HDAC Enzymatic Activity Assays

For Arabidopsis transgenic plants, total proteins were extracted from 1 g of 2-d-old etiolated seedlings using 2 mL cold protein extraction buffer containing the protease inhibitor. Before HDAC enzymatic activity was measured, protein extracts were incubated with 5 μL GFP-trap beads (Chromotek) to immunoprecipitate GFP-tagged HDA15 overnight at 4°C and washed by the wash buffer (50 mm Tris-HCl pH 7.4, 150 mm NaCl, 10% [v/v] glycerol, and 1% [v/v] CA-630). Immunoblotting was carried out to identify the immunoprecipitation efficiency of GFP-trap beads using the GFP antibody (Abcam, ab290).

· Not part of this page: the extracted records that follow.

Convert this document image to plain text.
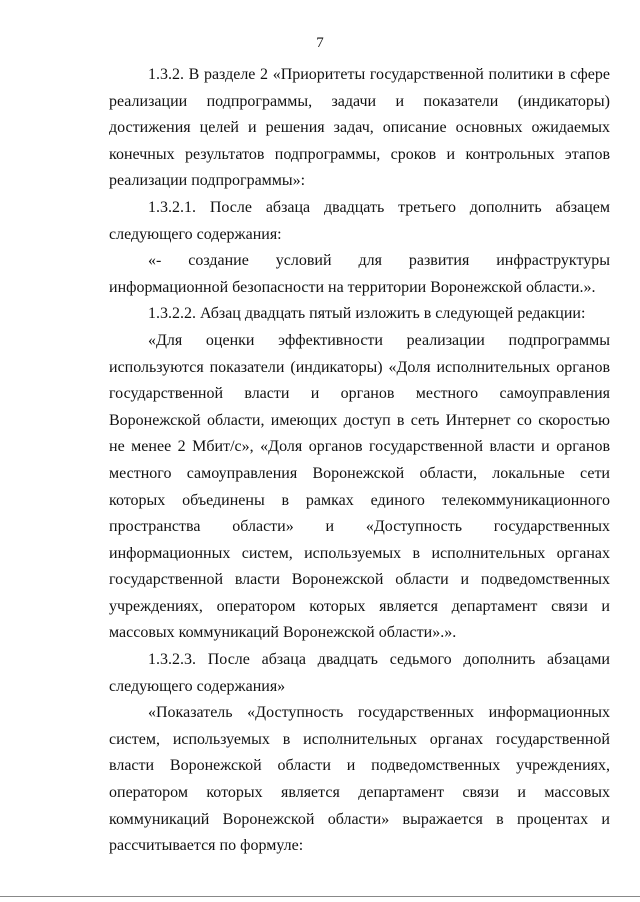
7

1.3.2. В разделе 2 «Приоритеты государственной политики в сфере реализации подпрограммы, задачи и показатели (индикаторы) достижения целей и решения задач, описание основных ожидаемых конечных результатов подпрограммы, сроков и контрольных этапов реализации подпрограммы»:

1.3.2.1. После абзаца двадцать третьего дополнить абзацем следующего содержания:

«- создание условий для развития инфраструктуры информационной безопасности на территории Воронежской области.».

1.3.2.2. Абзац двадцать пятый изложить в следующей редакции:

«Для оценки эффективности реализации подпрограммы используются показатели (индикаторы) «Доля исполнительных органов государственной власти и органов местного самоуправления Воронежской области, имеющих доступ в сеть Интернет со скоростью не менее 2 Мбит/с», «Доля органов государственной власти и органов местного самоуправления Воронежской области, локальные сети которых объединены в рамках единого телекоммуникационного пространства области» и «Доступность государственных информационных систем, используемых в исполнительных органах государственной власти Воронежской области и подведомственных учреждениях, оператором которых является департамент связи и массовых коммуникаций Воронежской области».».

1.3.2.3. После абзаца двадцать седьмого дополнить абзацами следующего содержания»

«Показатель «Доступность государственных информационных систем, используемых в исполнительных органах государственной власти Воронежской области и подведомственных учреждениях, оператором которых является департамент связи и массовых коммуникаций Воронежской области» выражается в процентах и рассчитывается по формуле:
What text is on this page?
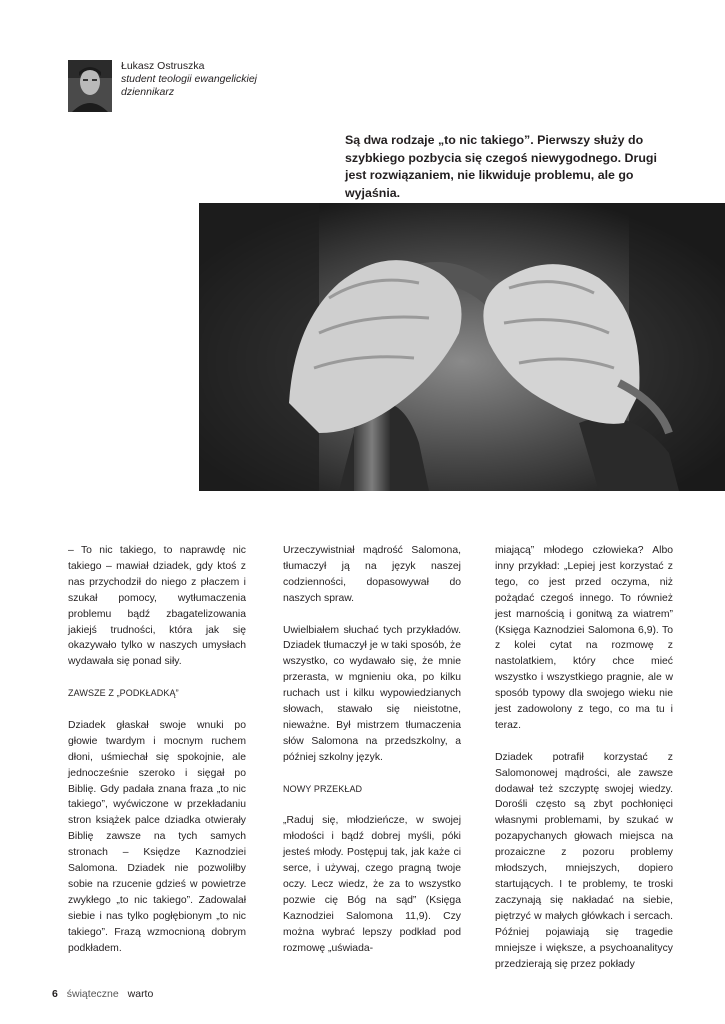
Łukasz Ostruszka
student teologii ewangelickiej
dziennikarz
Są dwa rodzaje „to nic takiego”. Pierwszy służy do szybkiego pozbycia się czegoś niewygodnego. Drugi jest rozwiązaniem, nie likwiduje problemu, ale go wyjaśnia.

– To nic takiego, to naprawdę nic takiego – mawiał dziadek, gdy ktoś z nas przychodził do niego z płaczem i szukał pomocy, wytłumaczenia problemu bądź zbagatelizowania jakiejś trudności, która jak się okazywało tylko w naszych umysłach wydawała się ponad siły.

ZAWSZE Z „PODKŁADKĄ”

Dziadek głaskał swoje wnuki po głowie twardym i mocnym ruchem dłoni, uśmiechał się spokojnie, ale jednocześnie szeroko i sięgał po Biblię. Gdy padała znana fraza „to nic takiego”, wyćwiczone w przekładaniu stron książek palce dziadka otwierały Biblię zawsze na tych samych stronach – Księdze Kaznodziei Salomona. Dziadek nie pozwoliłby sobie na rzucenie gdzieś w powietrze zwykłego „to nic takiego”. Zadowalał siebie i nas tylko pogłębionym „to nic takiego”. Frazą wzmocnioną dobrym podkładem.

Urzeczywistniał mądrość Salomona, tłumaczył ją na język naszej codzienności, dopasowywał do naszych spraw.

Uwielbiałem słuchać tych przykładów. Dziadek tłumaczył je w taki sposób, że wszystko, co wydawało się, że mnie przerasta, w mgnieniu oka, po kilku ruchach ust i kilku wypowiedzianych słowach, stawało się nieistotne, nieważne. Był mistrzem tłumaczenia słów Salomona na przedszkolny, a później szkolny język.

NOWY PRZEKŁAD

„Raduj się, młodzieńcze, w swojej młodości i bądź dobrej myśli, póki jesteś młody. Postępuj tak, jak każe ci serce, i używaj, czego pragną twoje oczy. Lecz wiedz, że za to wszystko pozwie cię Bóg na sąd” (Księga Kaznodziei Salomona 11,9). Czy można wybrać lepszy podkład pod rozmowę „uświada-

miającą” młodego człowieka? Albo inny przykład: „Lepiej jest korzystać z tego, co jest przed oczyma, niż pożądać czegoś innego. To również jest marnością i gonitwą za wiatrem” (Księga Kaznodziei Salomona 6,9). To z kolei cytat na rozmowę z nastolatkiem, który chce mieć wszystko i wszystkiego pragnie, ale w sposób typowy dla swojego wieku nie jest zadowolony z tego, co ma tu i teraz.

Dziadek potrafił korzystać z Salomonowej mądrości, ale zawsze dodawał też szczyptę swojej wiedzy. Dorośli często są zbyt pochłonięci własnymi problemami, by szukać w pozapychanych głowach miejsca na prozaiczne z pozoru problemy młodszych, mniejszych, dopiero startujących. I te problemy, te troski zaczynają się nakładać na siebie, piętrzyć w małych główkach i sercach. Później pojawiają się tragedie mniejsze i większe, a psychoanalitycy przedzierają się przez pokłady

6 świąteczne warto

HDAC enzymatic activity assays were performed using the Fluorometric HDAC Activity Assay Kit (BioVision) following the manufacturer’s instructions. For Arabidopsis transgenic plants, 103 μL double distilled water, 12 μL 10× HDAC assay buffer, and 5 μL substrate [0.02 mm Boc-Lys(Ac)-7-amino-4-methylcoumarin (AMC)] were used. For kinetics assays, different substrate concentrations were used for the HDA15HD monomer, tetramer, and HDA15ZFHD dimer. The 75 nm protein of monomeric HDA15HD and 25 nm protein of tetrameric HDA15HD were reacted with the substrate, and 2.5 nm protein of dimeric HDA15ZFHD was used. The total reaction volume was 120 µL, and the deacetylation reaction was incubated at 37°C for 30 min. The reaction was stopped by adding 80 μl Lys developer and incubated at 37°C for 30 min.

The HDAC activity was then measured using the RFU (Relative fluorescence unit) by ELISA reader (TECAN Infinite M200, Ex/Em = 350/440 nm) on a 96-well black plate. A standard curve was prepared using the AMC Standard (range from 0 to 2 μm). AMC released was used to stand for HDAC enzymatic activity. For kinetics assays, the results were further transformed to molecular concentration for enzyme kinetics calculations.